Robert Motherwell in The Modern Painter's World, 10 August 1944

"The function of the artist is to express reality as felt.... It is because reality has a historical character that we feel the need for new art. The past has bequeathed us great works of art; if they were wholly satisfying, we should not need new ones. From this past art, we accept what persists qua eternally valuable, as when we reject the specific religious values of Egyptian or Christian art, and accept with gratitude their form." *

Keith Haring, in his Journal, Octover 14, 1978, NYC

"No artists are part of a movement. Unless they are followers. And then they are unnecessary and doing unnecessary art.

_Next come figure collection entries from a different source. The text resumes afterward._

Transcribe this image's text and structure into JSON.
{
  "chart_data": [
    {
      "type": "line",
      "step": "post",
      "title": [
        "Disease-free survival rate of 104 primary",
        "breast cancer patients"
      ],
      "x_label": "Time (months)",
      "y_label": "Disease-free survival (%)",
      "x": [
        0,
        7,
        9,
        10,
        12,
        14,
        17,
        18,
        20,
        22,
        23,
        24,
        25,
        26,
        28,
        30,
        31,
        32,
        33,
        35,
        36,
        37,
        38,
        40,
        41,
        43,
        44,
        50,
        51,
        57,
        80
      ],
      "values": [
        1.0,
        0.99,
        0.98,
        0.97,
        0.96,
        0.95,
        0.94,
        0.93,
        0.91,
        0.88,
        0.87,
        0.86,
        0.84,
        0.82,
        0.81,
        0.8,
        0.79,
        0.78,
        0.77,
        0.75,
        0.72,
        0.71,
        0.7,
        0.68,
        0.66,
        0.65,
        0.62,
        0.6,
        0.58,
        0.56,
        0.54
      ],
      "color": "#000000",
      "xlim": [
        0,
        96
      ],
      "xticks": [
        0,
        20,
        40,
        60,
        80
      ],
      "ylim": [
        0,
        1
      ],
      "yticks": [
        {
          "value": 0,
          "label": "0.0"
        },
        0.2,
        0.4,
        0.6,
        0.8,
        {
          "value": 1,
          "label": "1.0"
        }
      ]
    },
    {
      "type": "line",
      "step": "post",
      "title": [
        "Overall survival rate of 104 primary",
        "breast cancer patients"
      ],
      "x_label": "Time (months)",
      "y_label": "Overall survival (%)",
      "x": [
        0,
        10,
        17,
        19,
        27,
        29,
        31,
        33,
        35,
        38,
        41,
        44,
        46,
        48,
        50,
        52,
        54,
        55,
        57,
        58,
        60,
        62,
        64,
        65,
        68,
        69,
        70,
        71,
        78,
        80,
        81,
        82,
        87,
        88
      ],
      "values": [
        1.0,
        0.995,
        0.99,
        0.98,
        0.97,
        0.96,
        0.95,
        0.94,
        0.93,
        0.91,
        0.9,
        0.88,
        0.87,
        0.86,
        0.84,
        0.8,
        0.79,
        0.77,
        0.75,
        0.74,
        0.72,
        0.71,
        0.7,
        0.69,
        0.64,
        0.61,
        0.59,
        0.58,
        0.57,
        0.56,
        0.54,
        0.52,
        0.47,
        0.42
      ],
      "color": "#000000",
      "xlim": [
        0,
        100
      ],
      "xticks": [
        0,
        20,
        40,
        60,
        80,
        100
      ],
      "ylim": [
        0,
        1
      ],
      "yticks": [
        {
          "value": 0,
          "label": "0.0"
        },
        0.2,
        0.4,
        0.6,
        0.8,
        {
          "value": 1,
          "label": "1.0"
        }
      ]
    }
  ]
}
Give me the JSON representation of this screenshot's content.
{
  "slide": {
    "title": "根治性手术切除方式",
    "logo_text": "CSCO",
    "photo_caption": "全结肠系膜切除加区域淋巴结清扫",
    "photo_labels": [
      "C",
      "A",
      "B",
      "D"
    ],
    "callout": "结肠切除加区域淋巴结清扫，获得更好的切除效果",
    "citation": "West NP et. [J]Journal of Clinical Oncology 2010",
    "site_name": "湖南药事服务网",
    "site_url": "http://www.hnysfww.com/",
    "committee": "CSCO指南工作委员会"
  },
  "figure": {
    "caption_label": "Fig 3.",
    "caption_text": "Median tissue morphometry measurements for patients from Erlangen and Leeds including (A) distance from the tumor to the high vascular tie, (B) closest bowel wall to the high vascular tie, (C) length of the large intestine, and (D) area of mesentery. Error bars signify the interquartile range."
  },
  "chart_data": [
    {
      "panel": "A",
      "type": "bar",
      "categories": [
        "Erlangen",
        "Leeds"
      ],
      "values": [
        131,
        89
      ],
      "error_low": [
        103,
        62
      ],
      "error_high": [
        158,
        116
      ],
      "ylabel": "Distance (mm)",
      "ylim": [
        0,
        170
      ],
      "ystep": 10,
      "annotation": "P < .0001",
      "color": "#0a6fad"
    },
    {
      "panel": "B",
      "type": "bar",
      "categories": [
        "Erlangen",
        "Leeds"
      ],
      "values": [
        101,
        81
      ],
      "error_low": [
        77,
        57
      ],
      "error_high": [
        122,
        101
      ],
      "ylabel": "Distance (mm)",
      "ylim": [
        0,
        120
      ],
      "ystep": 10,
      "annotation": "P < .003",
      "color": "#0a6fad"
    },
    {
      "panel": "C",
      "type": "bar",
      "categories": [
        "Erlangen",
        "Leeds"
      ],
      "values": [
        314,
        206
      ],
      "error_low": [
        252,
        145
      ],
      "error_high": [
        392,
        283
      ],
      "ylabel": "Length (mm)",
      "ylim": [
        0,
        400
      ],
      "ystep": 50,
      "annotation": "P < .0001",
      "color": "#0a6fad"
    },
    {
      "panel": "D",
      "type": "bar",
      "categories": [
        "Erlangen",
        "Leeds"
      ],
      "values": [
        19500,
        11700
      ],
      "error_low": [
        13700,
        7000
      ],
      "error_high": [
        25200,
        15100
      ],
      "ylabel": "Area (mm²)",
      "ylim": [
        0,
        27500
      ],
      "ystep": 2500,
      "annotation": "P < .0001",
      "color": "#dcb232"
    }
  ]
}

If they are exploring in an 'individual way' with 'different ideas' the idea of another individual, they are making a worthy contribution, but as soon as they call themselves followers or accept the truths they have not explored as truths, they are defeating the purpose of art as an individual expression -- Art as art." *

Julian Schnabel, Interviewed by David Bowie in Modern Painters, Winter 1998

"It used to bother people that I never made work that was a form of signature, where everything looked the same. That was more, say, a quality reserved for sculpture rather than painting. Because painting was more like somebody found the irreducible image and kept painting that over and over again, and I just didn't have that hang-up." ... "...the idea of being at the beginning every time is the thing that has kept me young or fresh. Listen, Chris Walken once said, if you can't surprise yourself, how do you expect to surprise anyone else?"